No one called for help, and the man died.
Police call the teens' actions "beyond heartless."
The video shows Jamel Dunn, 31, his head barely visible, getting into deeper and deeper water July 9.
Five teenagers were recording it, and in the background here is some of what is heard: "We're not gonna help your (expletive). Shouldn't have got in. Let him drown, what the heck."
Police say they don't know why Dunn entered the water. But when he did, the teens were watching him from a bank.
Yvonne Martinez of the Cocoa Police Department said: "Laughed at him, told him that they weren't going to help him or rescue him, and taunted and laughed at him the entire time."
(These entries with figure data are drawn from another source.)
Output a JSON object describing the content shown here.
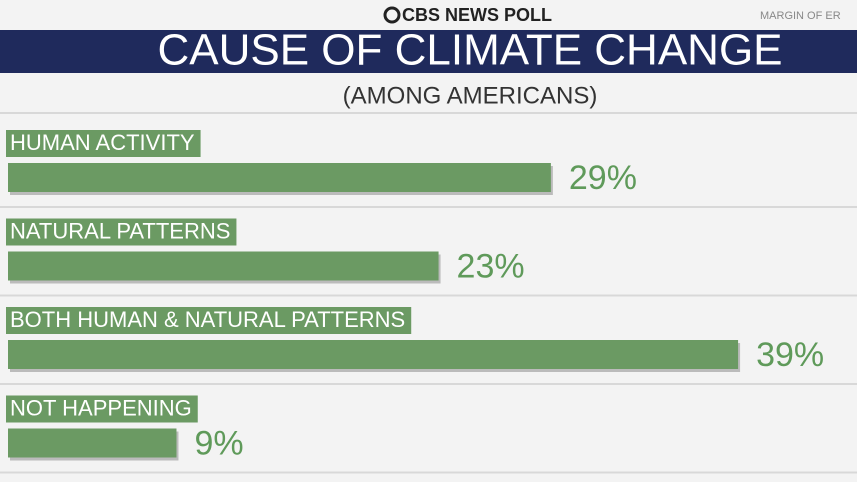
{
  "chart_data": {
    "type": "bar",
    "orientation": "horizontal",
    "header": "CBS NEWS POLL",
    "margin_note": "MARGIN OF ER",
    "title": "CAUSE OF CLIMATE CHANGE",
    "subtitle": "(AMONG AMERICANS)",
    "categories": [
      "HUMAN ACTIVITY",
      "NATURAL PATTERNS",
      "BOTH HUMAN & NATURAL PATTERNS",
      "NOT HAPPENING"
    ],
    "values": [
      29,
      23,
      39,
      9
    ],
    "value_labels": [
      "29%",
      "23%",
      "39%",
      "9%"
    ],
    "color": "#6b9a63"
  }
}
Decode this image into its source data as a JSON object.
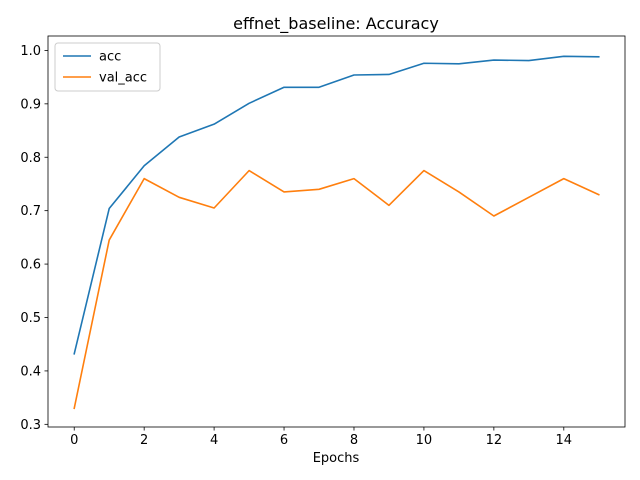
{
  "chart_data": {
    "type": "line",
    "title": "effnet_baseline: Accuracy",
    "xlabel": "Epochs",
    "ylabel": "",
    "xlim": [
      -0.75,
      15.75
    ],
    "ylim": [
      0.295,
      1.027
    ],
    "x_ticks": [
      0,
      2,
      4,
      6,
      8,
      10,
      12,
      14
    ],
    "y_ticks": [
      0.3,
      0.4,
      0.5,
      0.6,
      0.7,
      0.8,
      0.9,
      1.0
    ],
    "x_tick_labels": [
      "0",
      "2",
      "4",
      "6",
      "8",
      "10",
      "12",
      "14"
    ],
    "y_tick_labels": [
      "0.3",
      "0.4",
      "0.5",
      "0.6",
      "0.7",
      "0.8",
      "0.9",
      "1.0"
    ],
    "grid": false,
    "legend_position": "top-left",
    "x": [
      0,
      1,
      2,
      3,
      4,
      5,
      6,
      7,
      8,
      9,
      10,
      11,
      12,
      13,
      14,
      15
    ],
    "series": [
      {
        "name": "acc",
        "color": "#1f77b4",
        "values": [
          0.432,
          0.704,
          0.784,
          0.838,
          0.862,
          0.901,
          0.931,
          0.931,
          0.954,
          0.955,
          0.976,
          0.975,
          0.982,
          0.981,
          0.989,
          0.988
        ]
      },
      {
        "name": "val_acc",
        "color": "#ff7f0e",
        "values": [
          0.33,
          0.645,
          0.76,
          0.725,
          0.705,
          0.775,
          0.735,
          0.74,
          0.76,
          0.71,
          0.775,
          0.735,
          0.69,
          0.725,
          0.76,
          0.73
        ]
      }
    ]
  }
}
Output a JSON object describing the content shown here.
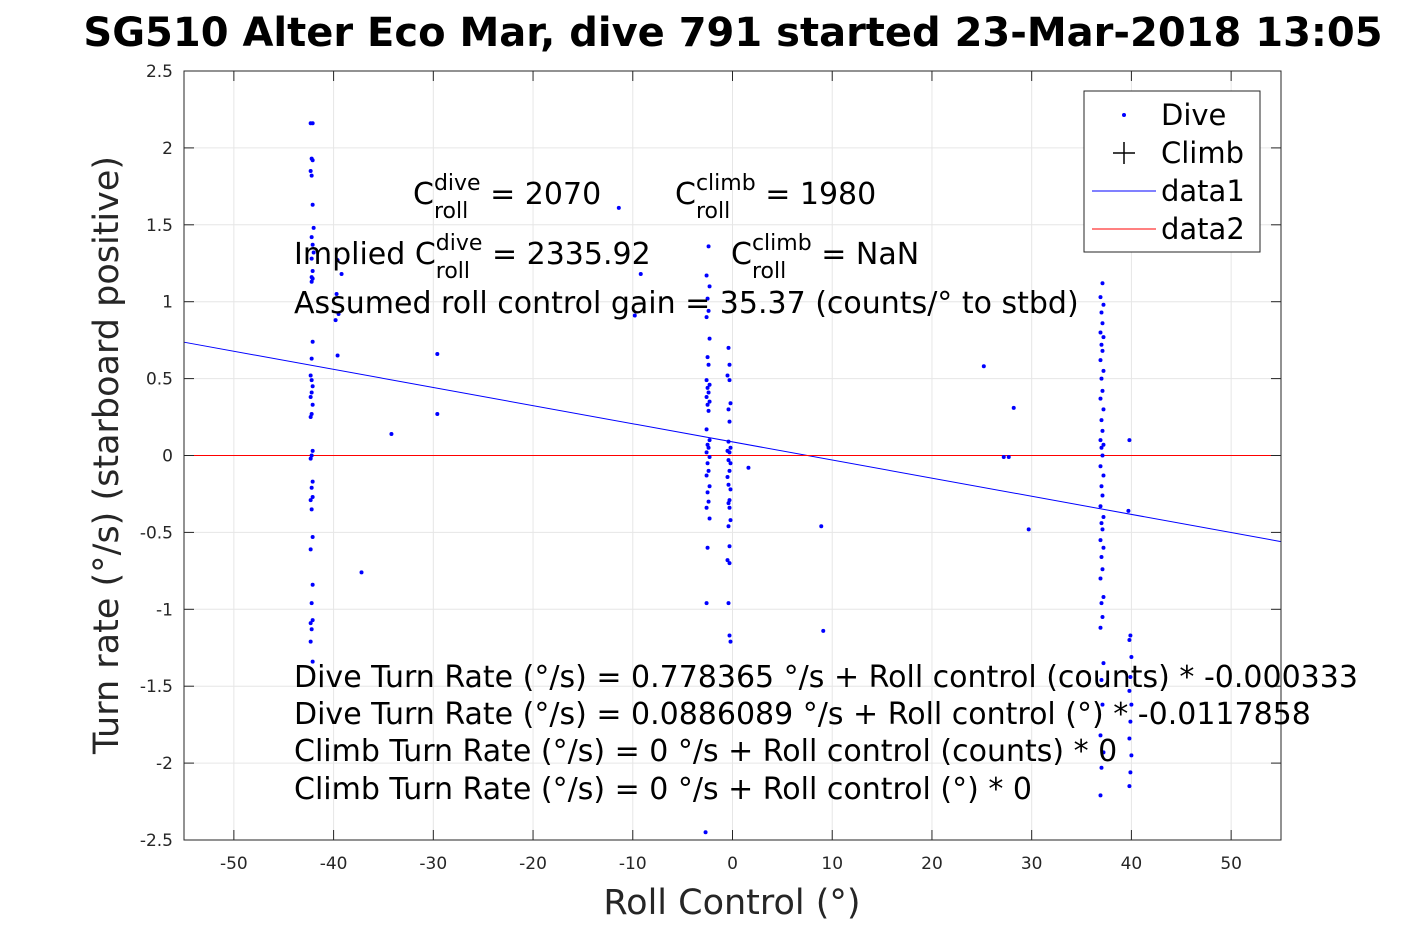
{
  "chart_data": {
    "type": "scatter",
    "title": "SG510 Alter Eco Mar, dive 791 started 23-Mar-2018 13:05",
    "xlabel": "Roll Control (°)",
    "ylabel": "Turn rate (°/s) (starboard positive)",
    "xlim": [
      -55,
      55
    ],
    "ylim": [
      -2.5,
      2.5
    ],
    "xticks": [
      -50,
      -40,
      -30,
      -20,
      -10,
      0,
      10,
      20,
      30,
      40,
      50
    ],
    "yticks": [
      -2.5,
      -2,
      -1.5,
      -1,
      -0.5,
      0,
      0.5,
      1,
      1.5,
      2,
      2.5
    ],
    "xtick_labels": [
      "-50",
      "-40",
      "-30",
      "-20",
      "-10",
      "0",
      "10",
      "20",
      "30",
      "40",
      "50"
    ],
    "ytick_labels": [
      "-2.5",
      "-2",
      "-1.5",
      "-1",
      "-0.5",
      "0",
      "0.5",
      "1",
      "1.5",
      "2",
      "2.5"
    ],
    "grid": true,
    "legend_position": "top-right",
    "series": [
      {
        "name": "Dive",
        "marker": "dot",
        "color": "#0000ff",
        "points": [
          [
            -42.3,
            2.16
          ],
          [
            -42.1,
            2.16
          ],
          [
            -42.2,
            1.93
          ],
          [
            -42.1,
            1.92
          ],
          [
            -42.3,
            1.85
          ],
          [
            -42.2,
            1.82
          ],
          [
            -42.1,
            1.63
          ],
          [
            -42.0,
            1.48
          ],
          [
            -42.2,
            1.42
          ],
          [
            -42.1,
            1.37
          ],
          [
            -42.0,
            1.32
          ],
          [
            -42.2,
            1.28
          ],
          [
            -42.1,
            1.2
          ],
          [
            -42.2,
            1.16
          ],
          [
            -42.1,
            1.15
          ],
          [
            -42.2,
            1.13
          ],
          [
            -42.1,
            0.74
          ],
          [
            -42.2,
            0.63
          ],
          [
            -42.3,
            0.52
          ],
          [
            -42.2,
            0.49
          ],
          [
            -42.1,
            0.45
          ],
          [
            -42.2,
            0.41
          ],
          [
            -42.3,
            0.38
          ],
          [
            -42.1,
            0.33
          ],
          [
            -42.2,
            0.27
          ],
          [
            -42.3,
            0.25
          ],
          [
            -42.1,
            0.03
          ],
          [
            -42.2,
            0.0
          ],
          [
            -42.3,
            -0.02
          ],
          [
            -42.1,
            -0.17
          ],
          [
            -42.2,
            -0.21
          ],
          [
            -42.1,
            -0.27
          ],
          [
            -42.3,
            -0.29
          ],
          [
            -42.2,
            -0.35
          ],
          [
            -42.1,
            -0.53
          ],
          [
            -42.3,
            -0.61
          ],
          [
            -42.1,
            -0.84
          ],
          [
            -42.2,
            -0.96
          ],
          [
            -42.1,
            -1.07
          ],
          [
            -42.3,
            -1.09
          ],
          [
            -42.2,
            -1.13
          ],
          [
            -42.3,
            -1.21
          ],
          [
            -42.1,
            -1.34
          ],
          [
            -39.6,
            1.27
          ],
          [
            -39.2,
            1.18
          ],
          [
            -39.7,
            1.05
          ],
          [
            -39.5,
            0.92
          ],
          [
            -39.8,
            0.88
          ],
          [
            -39.6,
            0.65
          ],
          [
            -34.2,
            0.14
          ],
          [
            -37.2,
            -0.76
          ],
          [
            -29.6,
            0.66
          ],
          [
            -29.6,
            0.27
          ],
          [
            -11.4,
            1.61
          ],
          [
            -9.2,
            1.18
          ],
          [
            -9.8,
            0.91
          ],
          [
            -2.4,
            1.36
          ],
          [
            -2.6,
            1.17
          ],
          [
            -2.3,
            1.1
          ],
          [
            -2.5,
            1.02
          ],
          [
            -2.4,
            0.94
          ],
          [
            -2.6,
            0.9
          ],
          [
            -2.3,
            0.76
          ],
          [
            -2.5,
            0.64
          ],
          [
            -2.4,
            0.59
          ],
          [
            -2.6,
            0.49
          ],
          [
            -2.3,
            0.46
          ],
          [
            -2.5,
            0.44
          ],
          [
            -2.4,
            0.41
          ],
          [
            -2.6,
            0.38
          ],
          [
            -2.3,
            0.35
          ],
          [
            -2.5,
            0.33
          ],
          [
            -2.4,
            0.29
          ],
          [
            -2.6,
            0.17
          ],
          [
            -2.3,
            0.1
          ],
          [
            -2.5,
            0.07
          ],
          [
            -2.4,
            0.05
          ],
          [
            -2.6,
            0.02
          ],
          [
            -2.3,
            -0.01
          ],
          [
            -2.5,
            -0.05
          ],
          [
            -2.4,
            -0.1
          ],
          [
            -2.6,
            -0.13
          ],
          [
            -2.3,
            -0.2
          ],
          [
            -2.5,
            -0.24
          ],
          [
            -2.4,
            -0.3
          ],
          [
            -2.6,
            -0.34
          ],
          [
            -2.3,
            -0.41
          ],
          [
            -2.5,
            -0.6
          ],
          [
            -2.6,
            -0.96
          ],
          [
            -2.7,
            -2.45
          ],
          [
            -0.4,
            0.7
          ],
          [
            -0.3,
            0.59
          ],
          [
            -0.5,
            0.52
          ],
          [
            -0.3,
            0.49
          ],
          [
            -0.2,
            0.34
          ],
          [
            -0.4,
            0.3
          ],
          [
            -0.3,
            0.22
          ],
          [
            -0.4,
            0.09
          ],
          [
            -0.2,
            0.05
          ],
          [
            -0.5,
            0.03
          ],
          [
            -0.3,
            0.02
          ],
          [
            -0.4,
            -0.03
          ],
          [
            -0.2,
            -0.05
          ],
          [
            -0.3,
            -0.1
          ],
          [
            -0.5,
            -0.14
          ],
          [
            -0.4,
            -0.19
          ],
          [
            -0.2,
            -0.22
          ],
          [
            -0.3,
            -0.29
          ],
          [
            -0.4,
            -0.31
          ],
          [
            -0.3,
            -0.34
          ],
          [
            -0.2,
            -0.42
          ],
          [
            -0.4,
            -0.46
          ],
          [
            -0.3,
            -0.59
          ],
          [
            -0.5,
            -0.68
          ],
          [
            -0.3,
            -0.7
          ],
          [
            -0.4,
            -0.96
          ],
          [
            -0.3,
            -1.17
          ],
          [
            -0.2,
            -1.21
          ],
          [
            1.6,
            -0.08
          ],
          [
            8.9,
            -0.46
          ],
          [
            9.1,
            -1.14
          ],
          [
            25.2,
            0.58
          ],
          [
            27.2,
            -0.01
          ],
          [
            27.7,
            -0.01
          ],
          [
            28.2,
            0.31
          ],
          [
            29.7,
            -0.48
          ],
          [
            37.1,
            1.12
          ],
          [
            36.9,
            1.03
          ],
          [
            37.2,
            0.98
          ],
          [
            37.0,
            0.93
          ],
          [
            37.1,
            0.86
          ],
          [
            36.9,
            0.8
          ],
          [
            37.2,
            0.77
          ],
          [
            37.0,
            0.72
          ],
          [
            37.1,
            0.68
          ],
          [
            36.9,
            0.62
          ],
          [
            37.2,
            0.55
          ],
          [
            37.0,
            0.5
          ],
          [
            37.1,
            0.42
          ],
          [
            36.9,
            0.37
          ],
          [
            37.2,
            0.3
          ],
          [
            37.0,
            0.23
          ],
          [
            37.1,
            0.16
          ],
          [
            36.9,
            0.1
          ],
          [
            37.2,
            0.07
          ],
          [
            37.0,
            0.05
          ],
          [
            37.1,
            0.0
          ],
          [
            36.9,
            -0.07
          ],
          [
            37.2,
            -0.13
          ],
          [
            37.0,
            -0.2
          ],
          [
            37.1,
            -0.26
          ],
          [
            36.9,
            -0.33
          ],
          [
            37.2,
            -0.4
          ],
          [
            37.0,
            -0.44
          ],
          [
            37.1,
            -0.48
          ],
          [
            36.9,
            -0.55
          ],
          [
            37.2,
            -0.6
          ],
          [
            37.0,
            -0.66
          ],
          [
            37.1,
            -0.74
          ],
          [
            36.9,
            -0.8
          ],
          [
            37.2,
            -0.92
          ],
          [
            37.0,
            -0.96
          ],
          [
            37.1,
            -1.05
          ],
          [
            36.9,
            -1.12
          ],
          [
            37.2,
            -1.35
          ],
          [
            37.0,
            -1.46
          ],
          [
            37.1,
            -1.62
          ],
          [
            36.9,
            -1.82
          ],
          [
            37.2,
            -1.93
          ],
          [
            37.0,
            -2.03
          ],
          [
            36.9,
            -2.21
          ],
          [
            39.8,
            0.1
          ],
          [
            39.7,
            -0.36
          ],
          [
            39.9,
            -1.17
          ],
          [
            39.8,
            -1.2
          ],
          [
            40.0,
            -1.31
          ],
          [
            39.9,
            -1.44
          ],
          [
            39.8,
            -1.53
          ],
          [
            40.0,
            -1.62
          ],
          [
            39.9,
            -1.73
          ],
          [
            39.8,
            -1.84
          ],
          [
            40.0,
            -1.95
          ],
          [
            39.9,
            -2.06
          ],
          [
            39.8,
            -2.15
          ]
        ]
      },
      {
        "name": "Climb",
        "marker": "plus",
        "color": "#000000",
        "points": []
      },
      {
        "name": "data1",
        "type": "line",
        "color": "#0000ff",
        "points": [
          [
            -55,
            0.7368
          ],
          [
            55,
            -0.5598
          ]
        ]
      },
      {
        "name": "data2",
        "type": "line",
        "color": "#ff0000",
        "points": [
          [
            -55,
            0
          ],
          [
            55,
            0
          ]
        ]
      }
    ],
    "annotations": [
      {
        "id": "cdive",
        "base": "C",
        "sup": "dive",
        "sub": "roll",
        "rest": " = 2070"
      },
      {
        "id": "cclimb",
        "base": "C",
        "sup": "climb",
        "sub": "roll",
        "rest": " = 1980"
      },
      {
        "id": "implied-dive",
        "prefix": "Implied ",
        "base": "C",
        "sup": "dive",
        "sub": "roll",
        "rest": " = 2335.92"
      },
      {
        "id": "implied-climb",
        "base": "C",
        "sup": "climb",
        "sub": "roll",
        "rest": " = NaN"
      },
      {
        "id": "gain",
        "text": "Assumed roll control gain = 35.37 (counts/° to stbd)"
      },
      {
        "id": "eq1",
        "text": "Dive Turn Rate (°/s) = 0.778365 °/s + Roll control (counts) * -0.000333"
      },
      {
        "id": "eq2",
        "text": "Dive Turn Rate (°/s) = 0.0886089 °/s + Roll control (°) * -0.0117858"
      },
      {
        "id": "eq3",
        "text": "Climb Turn Rate (°/s) = 0 °/s + Roll control (counts) * 0"
      },
      {
        "id": "eq4",
        "text": "Climb Turn Rate (°/s) = 0 °/s + Roll control (°) * 0"
      }
    ]
  }
}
"You gotta understand." "You shoulda never got in there!"
Rondanielle Willams, the dead man's fiancée, said: "It broke my heart for someone to just sit there, of age, to know if someone needs help - they're crying out for help in the video - and you just do nothing."
Williams was at the retention pond five days later when Dunn's body was found.
"How could nothing in your heart tell you not to do anything when someone's crying out for help and you're telling them you're not going to help them," Williams said.
The state attorney's office released a statement condemning the video but saying prosecutors could find no law that had been violated.
The five teens who made and posted the video have been identified and interviewed, but there is no formal punishment.